CSE455: Homework 2
Color Clustering and Skin Finding
Download the software you need: hw2.zip
Download the images you need: faces.zip and
scenes.zip
In this assignment, you will segment images
by color, using the K-means algorithm and some variants.
You will also try to classify the skin areas on the face images
using the generated clusters.
|
|
|
face image
| segmented by color
| skin pixels highlighted
|
What You Should Do
Part I: Color Clustering
- First implement a basic K-Means Clustering Algorithm.
Use normalized (r,g) space where r = R / (R + B + G) and g = G / (R + B + G).
- First with randomly selected cluster seeds
- Next try sampling pixels from the image to find the seeds. Choose a pixel
and make its value a seed if it is sufficiently different from already-selected
seeds. Repeat till you get K different seeds.
- Next with a method that you develop for selecting the seeds
intelligently from the image using its color histogram (again your
code). The seed selection should be automatic, given the histogram
and the number of seeds to be selected. One way to go is to find the peaks in the color histogram as candidates for seeds.
- Now develop and implement a smarter K-Means variant (your own code again)
that determines the best value for K by evaluating statistics of the clusters.

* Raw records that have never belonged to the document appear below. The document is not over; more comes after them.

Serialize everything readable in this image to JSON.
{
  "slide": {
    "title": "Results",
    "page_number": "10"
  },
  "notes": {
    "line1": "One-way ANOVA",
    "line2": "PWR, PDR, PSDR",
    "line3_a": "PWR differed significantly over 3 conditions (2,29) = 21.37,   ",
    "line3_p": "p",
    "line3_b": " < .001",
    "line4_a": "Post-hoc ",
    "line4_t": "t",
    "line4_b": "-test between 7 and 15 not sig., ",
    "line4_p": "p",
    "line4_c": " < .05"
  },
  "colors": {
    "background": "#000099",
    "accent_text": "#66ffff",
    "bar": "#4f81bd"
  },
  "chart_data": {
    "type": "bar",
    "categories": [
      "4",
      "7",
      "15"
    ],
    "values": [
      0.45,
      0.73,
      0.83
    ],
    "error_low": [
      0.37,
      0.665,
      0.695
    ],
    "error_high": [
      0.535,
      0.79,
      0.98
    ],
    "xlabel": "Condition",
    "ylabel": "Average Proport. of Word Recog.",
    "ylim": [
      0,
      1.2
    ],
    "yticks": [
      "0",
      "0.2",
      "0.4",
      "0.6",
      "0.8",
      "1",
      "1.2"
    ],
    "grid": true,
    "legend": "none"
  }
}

Some possible methods to try:
- You can start from the color histogram, as K is closely related to the
number of peaks in the histogram. Not all the peaks are necessary as you want
only the dominant ones.
-
You can also try clustering using different Ks, and pick the best one. The metric could be related to the distance between clusters and the variance within each cluster.

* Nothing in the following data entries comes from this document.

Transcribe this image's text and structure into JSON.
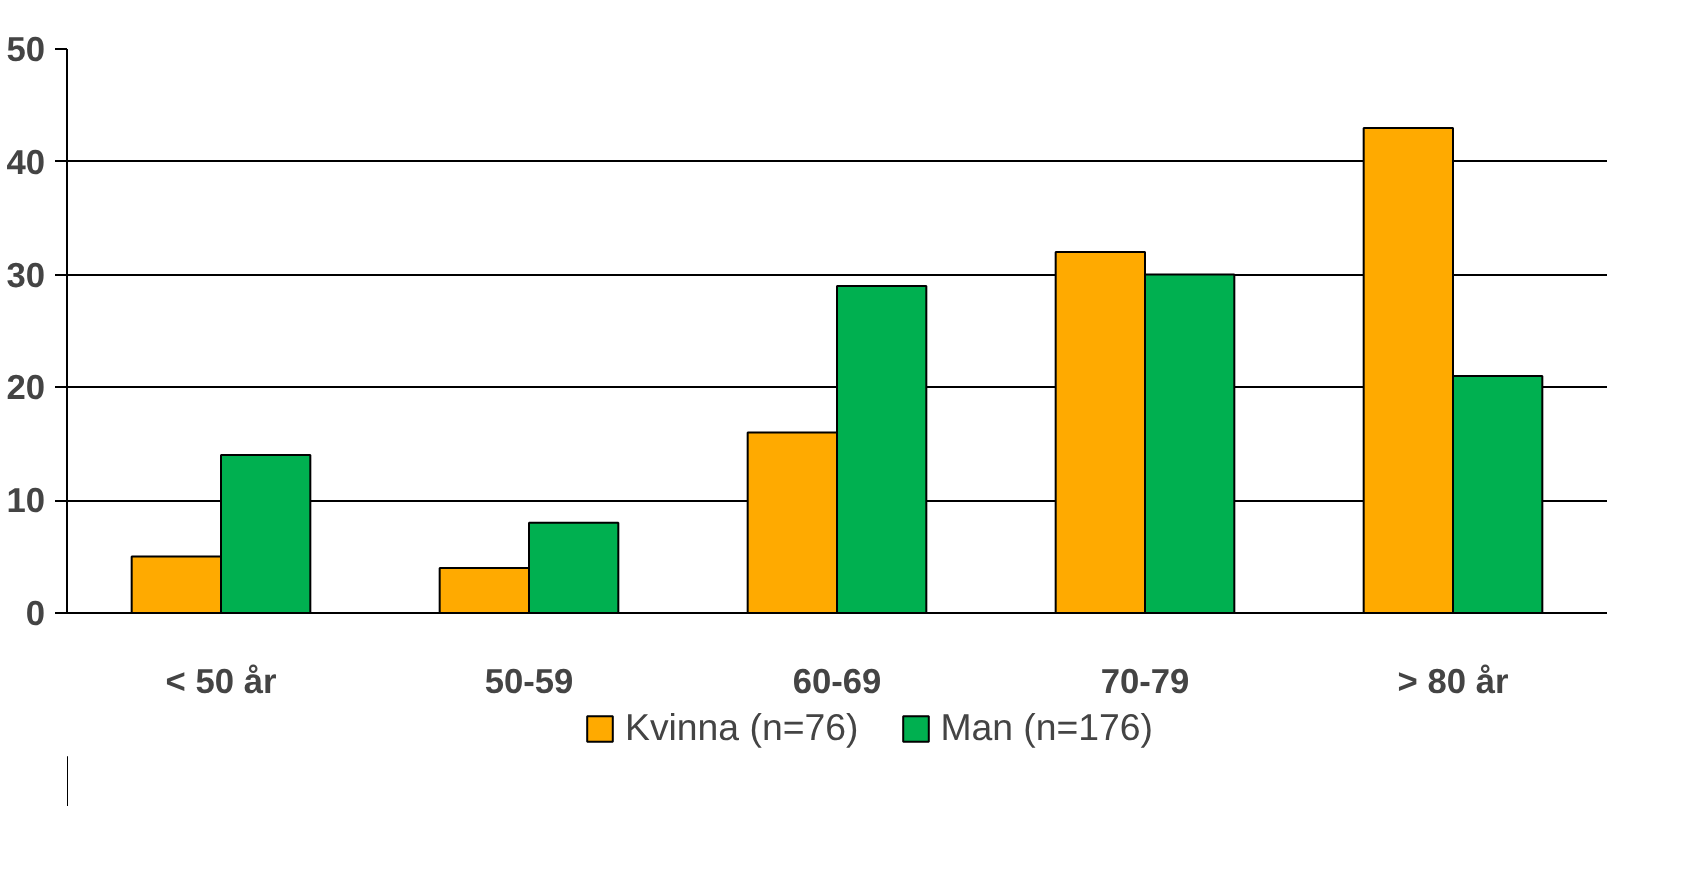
{
  "chart_data": {
    "type": "bar",
    "categories": [
      "< 50 år",
      "50-59",
      "60-69",
      "70-79",
      "> 80 år"
    ],
    "series": [
      {
        "name": "Kvinna (n=76)",
        "color": "#ffaa00",
        "values": [
          5,
          4,
          16,
          32,
          43
        ]
      },
      {
        "name": "Man (n=176)",
        "color": "#00b050",
        "values": [
          14,
          8,
          29,
          30,
          21
        ]
      }
    ],
    "ylim": [
      0,
      50
    ],
    "yticks": [
      0,
      10,
      20,
      30,
      40,
      50
    ],
    "grid": "y",
    "legend": "bottom"
  }
}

- You are free to come up with your own ways.
- Test each variant of the above on both the face images
and the scene images and report your results.
Part II: Skin Classification
The goal of this part is to develop a very simple
skin detector from the results of Part I, sticking with normalized (r,g) space.
- Start with the face training image set. You should use half of the face
images as training, and
leave half of them for testing. Also use the scene images in your tests to see
if your program thinks it finds skin in them.
Note that you should include skins of all races in your training set
for better performance.
- Try several values of K and choose the best (by hand) by how useful
the clusters are for step 3.
- Examine the clusters in a color-space histogram (can be by hand or automatic)
and come up with a characterization for skin pixels. That is,
create a classifier (which can be as simple as an if-then-else statement)
that classifies pixels (again your code) as "skin" or "not skin" based on the color values.
- Run your skin finder on the whole face image set: both the training
and testing images.
- Report on its performance on both sets.
Things to keep in mind:
- Your K-means code should output the following results:
- a grayscale image where each pixel's value is the number of the
cluster to which it has been assigned, which the provided autocolor
function will transform into something more easily interpretable.
Do not forget to create psudocolor images using the autocolor function
whenever you generate grayscale images from your K-means procedure
for the grader to view the results of your code.
- a color image in the ppm format, where each pixel has the mean
color of the cluster it was assigned to (this generally makes a
prettier picture, but it can be harder to tell the number of
clusters).
Turn in:
- All of your code that is created for the above Part I and II.
Your code must be well commented and in the ASCII format so that
the grader can compile them to working binaries.
- Write a brief report on the performance of your smart K-means algorithm
as well as the skin classification algorithm, and provide examples (a few
best, worst and average results will be fine).
Your report must clearly describe and explain the algorithms you developed.
Also include
some discussions on failure examples or limitations for your approach.
This part can be
either in MS Word or pdf format.
NOTE: Submission in the html format (web pages) is no longer
allowed.
- Your report must include images that are output from your
algorithms for the purpose of clear exposition. The more the better.
Please email your homework to Masa (mkbsh@cs).
Homework is due on Feb 1 (Thu) by 11:59 PM. Please plan your work early,
much earlier than homework 1, as it takes MUCH longer to do.